1 Introduction
As sample size increases gradually to infinity, there is an asymptotical property for learning algorithms, called
consistency. It is an extremely important part in statistical learning theory. In fact, though the sample size is always finite for practical problems, the
consistency of learning algorithms guarantees that by using more samples, a more accurate distribution could be reconstructed. Since the concept of
consistency was first proposed by Vapnik and Chervonenkis [
27‐
29], the
consistency of various learning algorithms has been extensively explored in statistical learning and machine learning areas.
According to different settings for learning machines, the consistency could be summarized as the following types.

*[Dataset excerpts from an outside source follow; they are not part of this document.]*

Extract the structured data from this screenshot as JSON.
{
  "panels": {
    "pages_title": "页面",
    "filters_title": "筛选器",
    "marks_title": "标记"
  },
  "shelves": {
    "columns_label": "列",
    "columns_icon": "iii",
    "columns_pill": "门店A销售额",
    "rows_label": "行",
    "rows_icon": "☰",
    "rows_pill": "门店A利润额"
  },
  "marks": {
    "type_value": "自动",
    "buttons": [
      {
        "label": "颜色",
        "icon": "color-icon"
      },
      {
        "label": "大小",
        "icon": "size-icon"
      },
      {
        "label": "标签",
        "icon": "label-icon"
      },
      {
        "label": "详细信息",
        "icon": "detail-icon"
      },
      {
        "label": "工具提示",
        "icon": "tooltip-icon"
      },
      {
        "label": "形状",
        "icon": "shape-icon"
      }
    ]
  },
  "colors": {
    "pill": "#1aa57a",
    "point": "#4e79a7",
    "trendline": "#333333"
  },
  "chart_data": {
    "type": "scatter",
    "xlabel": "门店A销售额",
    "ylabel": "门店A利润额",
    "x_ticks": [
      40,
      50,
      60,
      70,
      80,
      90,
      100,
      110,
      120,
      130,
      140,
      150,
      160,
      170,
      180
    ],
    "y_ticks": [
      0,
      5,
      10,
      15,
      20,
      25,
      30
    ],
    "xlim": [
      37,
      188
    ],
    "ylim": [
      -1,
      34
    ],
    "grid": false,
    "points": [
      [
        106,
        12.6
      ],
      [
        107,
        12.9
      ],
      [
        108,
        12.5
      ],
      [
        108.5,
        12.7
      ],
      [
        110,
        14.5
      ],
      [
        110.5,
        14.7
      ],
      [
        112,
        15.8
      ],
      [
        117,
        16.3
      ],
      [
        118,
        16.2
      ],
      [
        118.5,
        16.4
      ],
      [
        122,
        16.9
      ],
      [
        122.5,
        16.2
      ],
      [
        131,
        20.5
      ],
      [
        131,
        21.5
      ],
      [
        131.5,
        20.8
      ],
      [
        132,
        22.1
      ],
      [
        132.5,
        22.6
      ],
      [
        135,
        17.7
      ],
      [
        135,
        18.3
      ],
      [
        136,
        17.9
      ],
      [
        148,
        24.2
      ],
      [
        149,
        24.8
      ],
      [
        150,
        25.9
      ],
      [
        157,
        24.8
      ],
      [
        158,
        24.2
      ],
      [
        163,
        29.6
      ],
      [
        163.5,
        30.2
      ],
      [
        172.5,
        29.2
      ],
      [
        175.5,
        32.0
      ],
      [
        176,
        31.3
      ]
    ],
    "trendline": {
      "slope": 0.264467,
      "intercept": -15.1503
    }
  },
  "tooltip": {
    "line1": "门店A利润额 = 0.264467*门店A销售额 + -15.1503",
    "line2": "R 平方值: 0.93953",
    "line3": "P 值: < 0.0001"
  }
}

The consistency of empirical risk minimization (ERM) method [
29] is a classical type of consistency. The loss function minimizing empirical risk is used to approximate the loss function minimizing true risk. For example, Chen et al. [
5] studied the consistency of ERM method based on convex losses of multi-class classification problems. Brownlees et al. [
4] investigated the performance bound of heavy-tailed losses from the view of consistency of ERM method. Berner et al. [
1] analyzed the generalization error of ERM method based on deep artificial neural network hypothesis. Xu et al. [
30] proposed the general framework for statistical learning with group invariance, and paid attention to the consistency of the general framework. Fisher consistency [
10] strengthens the property of unbiasedness for parameters of functions. It estimates the parameters of functions directly, and uses the estimated values of parameters to approximate their true values. For instance, Liu [
17] established the Fisher consistency theory for different loss functions of multi-category support vector machine (SVM) algorithms. Fathony et al. [
8] proposed an adversarial bipartite matching algorithm with the computational efficiency and Fisher consistency properties.

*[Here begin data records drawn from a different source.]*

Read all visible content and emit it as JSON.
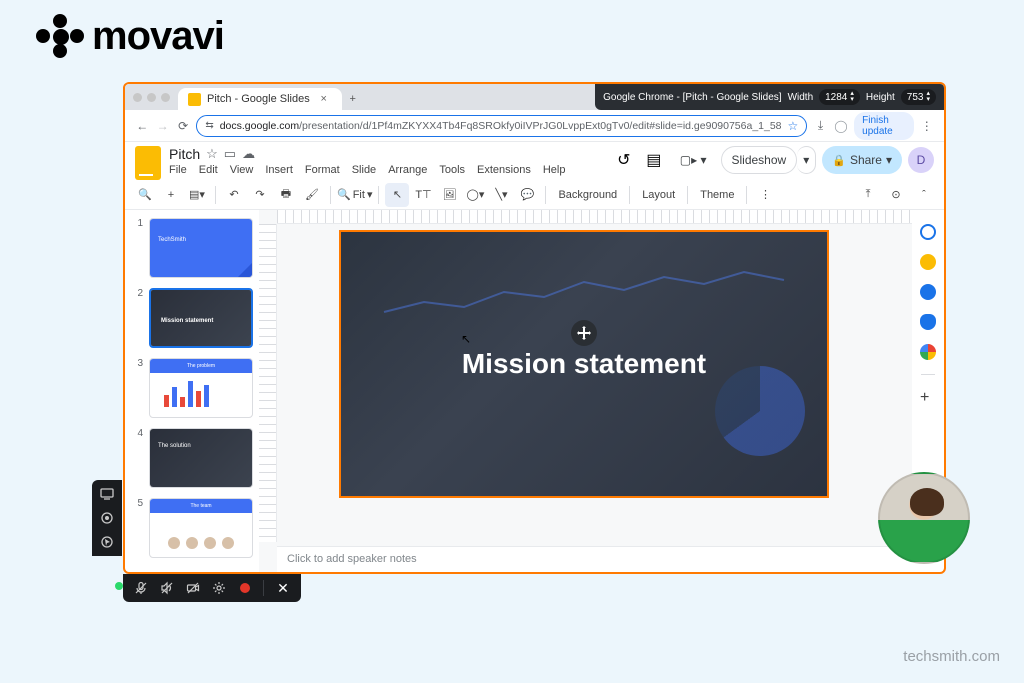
{
  "brand": {
    "name": "movavi"
  },
  "watermark": "techsmith.com",
  "tabstrip": {
    "tab_title": "Pitch - Google Slides",
    "chrome_caption": "Google Chrome - [Pitch - Google Slides]",
    "width_label": "Width",
    "width_value": "1284",
    "height_label": "Height",
    "height_value": "753"
  },
  "url": {
    "host": "docs.google.com",
    "path": "/presentation/d/1Pf4mZKYXX4Tb4Fq8SROkfy0iIVPrJG0LvppExt0gTv0/edit#slide=id.ge9090756a_1_58",
    "finish_update": "Finish update"
  },
  "doc": {
    "title": "Pitch",
    "menus": [
      "File",
      "Edit",
      "View",
      "Insert",
      "Format",
      "Slide",
      "Arrange",
      "Tools",
      "Extensions",
      "Help"
    ],
    "slideshow_label": "Slideshow",
    "share_label": "Share",
    "account_initial": "D"
  },
  "toolbar": {
    "zoom_label": "Fit",
    "bg_label": "Background",
    "layout_label": "Layout",
    "theme_label": "Theme"
  },
  "filmstrip": {
    "slides": [
      {
        "num": "1",
        "title": "TechSmith"
      },
      {
        "num": "2",
        "title": "Mission statement"
      },
      {
        "num": "3",
        "title": "The problem"
      },
      {
        "num": "4",
        "title": "The solution"
      },
      {
        "num": "5",
        "title": "The team"
      }
    ]
  },
  "canvas": {
    "slide_title": "Mission statement",
    "notes_placeholder": "Click to add speaker notes"
  }
}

In addition to the two types, universal consistency is also a typical type of consistency, which measures the consistency of learning algorithms with the base of structural risk minimization (SRM) method. Indeed, the ERM method is only about empirical risk, and is not about regularization term. However in many practical situations, in order to control the generalization ability of learning machines, the regularization term is always considered. To this end, Vapnik [
26] proposed the SRM method to balance the empirical risk of training data and generalization ability of learning machines. Later, the concept of universal consistency was introduced to demonstrate the consistency of many learning algorithms based on SRM method. For example, Steinwart [
25] showed the universal consistency for SVMs and their different variants on a unified framework. Liu et al. [
16] indicated that the extreme learning machine (ELM) was universally consistent for radial basis function networks, and pointed out the direction to select the optimal kernel functions in ELM application. Dumpert and Christmann [
7] concerned the universal consistency of localized kernel based methods. Gyorfi et al. [
12] shared the universal consistent results for the nearest-neighbor prototype algorithm in the multi-class classification setting, and the convergence rate was also conducted based on the universal consistency. In summary, universal consistency has been studied deeply in many problem settings. Here, the present paper focuses on universal consistency for binary classification problems.

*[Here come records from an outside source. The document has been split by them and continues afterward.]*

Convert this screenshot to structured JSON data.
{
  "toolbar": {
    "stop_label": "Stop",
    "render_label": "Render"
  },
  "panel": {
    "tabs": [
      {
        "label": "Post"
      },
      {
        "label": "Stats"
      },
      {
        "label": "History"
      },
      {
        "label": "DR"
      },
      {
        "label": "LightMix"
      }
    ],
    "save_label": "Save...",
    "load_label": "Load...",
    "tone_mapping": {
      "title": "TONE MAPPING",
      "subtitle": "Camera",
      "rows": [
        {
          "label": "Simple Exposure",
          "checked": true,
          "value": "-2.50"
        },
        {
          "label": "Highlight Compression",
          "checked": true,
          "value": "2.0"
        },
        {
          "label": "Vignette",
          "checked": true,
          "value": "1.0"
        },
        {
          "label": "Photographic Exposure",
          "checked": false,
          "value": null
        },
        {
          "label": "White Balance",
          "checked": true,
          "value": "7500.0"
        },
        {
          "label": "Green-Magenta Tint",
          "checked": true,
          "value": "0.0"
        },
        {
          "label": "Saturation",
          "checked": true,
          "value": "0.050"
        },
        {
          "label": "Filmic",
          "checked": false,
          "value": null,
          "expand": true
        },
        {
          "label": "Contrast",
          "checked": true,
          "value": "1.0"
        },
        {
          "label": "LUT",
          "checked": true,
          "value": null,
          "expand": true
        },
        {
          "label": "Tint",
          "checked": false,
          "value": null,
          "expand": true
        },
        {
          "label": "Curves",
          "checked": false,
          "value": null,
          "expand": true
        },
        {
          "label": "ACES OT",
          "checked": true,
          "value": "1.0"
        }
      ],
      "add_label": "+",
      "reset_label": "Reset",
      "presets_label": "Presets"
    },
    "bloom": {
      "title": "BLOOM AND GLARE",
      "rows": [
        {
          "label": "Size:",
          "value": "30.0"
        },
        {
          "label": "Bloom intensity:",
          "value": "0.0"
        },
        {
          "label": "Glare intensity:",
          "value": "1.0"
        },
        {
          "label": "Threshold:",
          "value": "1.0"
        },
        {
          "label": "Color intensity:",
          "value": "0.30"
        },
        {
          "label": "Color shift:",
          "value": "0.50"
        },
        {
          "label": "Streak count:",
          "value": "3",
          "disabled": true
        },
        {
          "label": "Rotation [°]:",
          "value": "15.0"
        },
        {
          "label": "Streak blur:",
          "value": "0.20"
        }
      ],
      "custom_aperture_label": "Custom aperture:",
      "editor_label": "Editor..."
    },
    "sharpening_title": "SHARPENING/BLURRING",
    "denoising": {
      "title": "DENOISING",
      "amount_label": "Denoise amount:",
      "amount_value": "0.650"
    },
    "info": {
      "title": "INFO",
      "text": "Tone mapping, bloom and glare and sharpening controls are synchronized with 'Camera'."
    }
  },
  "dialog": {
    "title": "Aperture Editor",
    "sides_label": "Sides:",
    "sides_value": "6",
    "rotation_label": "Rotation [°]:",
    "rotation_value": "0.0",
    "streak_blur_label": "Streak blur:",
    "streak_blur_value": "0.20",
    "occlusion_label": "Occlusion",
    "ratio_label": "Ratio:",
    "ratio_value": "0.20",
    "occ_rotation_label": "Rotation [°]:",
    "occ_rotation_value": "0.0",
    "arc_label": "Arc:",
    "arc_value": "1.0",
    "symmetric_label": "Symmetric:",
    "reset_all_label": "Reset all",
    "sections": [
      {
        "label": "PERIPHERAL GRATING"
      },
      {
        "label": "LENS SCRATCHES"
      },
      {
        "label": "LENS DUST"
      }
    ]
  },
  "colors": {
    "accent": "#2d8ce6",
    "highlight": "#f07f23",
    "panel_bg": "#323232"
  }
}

SVMs are a type of powerful tools for binary classification problems. The key idea is to construct two parallel hyper-planes such that the positive and negative classes are separated well, and then maximize the margin between the two parallel hyper-planes, resulting in the minimization of the regularization term. SVMs were widely applied to many practical problems, such as text classification [
15], face recognition [
23] and bioinformatics [
9] etc. Though successful in these applications, SVMs still have some difficulties, since they deal only with small sample problems. It would take very expensive computational cost for large scale sample problems.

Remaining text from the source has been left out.